Il salvatore degli ultimi: orfane e i figli dei carcerati
Forse la parte più profonda della opera di Bartolo Longo è quella la più silenziosa. Don Bartolo sa che non può esistere futuro se non ci sono gambe sulle quali far camminare le idee e l’evoluzione. E siccome nella Valle di Pompei non esiste una comunità, lui la crea dalle fondamenta, e la crea affidandosi al cuore degli ultimi. Accoglie le orfanelle, che vengono ospitate dalle strutture gestite dalla contessa De Fusco e, soprattutto, i figli dei carcerati. Un’illuminazione, quest’ultima, che gli balena in mente dopo l’incontro con un asssassino che lo prega di prendersi cura di suo figlio. Bartolo Longo capisce che ai ragazzi va concessa la possibilità di un crearsi un futuro: li educa, li avvia al lavoro, gli affida i ruoli più delicati della sua opera. Crea inclusione e interazione.

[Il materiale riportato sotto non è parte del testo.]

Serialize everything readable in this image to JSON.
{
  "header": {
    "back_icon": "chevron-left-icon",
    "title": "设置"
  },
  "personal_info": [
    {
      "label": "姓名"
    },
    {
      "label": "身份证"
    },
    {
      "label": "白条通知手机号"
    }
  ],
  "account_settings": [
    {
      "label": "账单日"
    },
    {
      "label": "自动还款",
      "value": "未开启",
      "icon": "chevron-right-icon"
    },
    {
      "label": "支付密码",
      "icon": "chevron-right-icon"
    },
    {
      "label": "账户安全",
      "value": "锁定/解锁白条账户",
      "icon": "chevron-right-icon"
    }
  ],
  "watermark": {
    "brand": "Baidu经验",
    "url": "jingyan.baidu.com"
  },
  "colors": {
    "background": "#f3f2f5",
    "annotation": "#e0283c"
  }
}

La sua filosofia è la prova pratica che la teoria lombrosiana fa acqua: dimostra che non si nasce delinquenti, ma lo si diventa solo se non si hanno chances nella vita. Ed è qui che c’è la grandezza di un uomo diventato santo, l’immensità di un massone diventato devoto, l’insegnamento più profondo di un uomo che ha cambiato la nostra storia.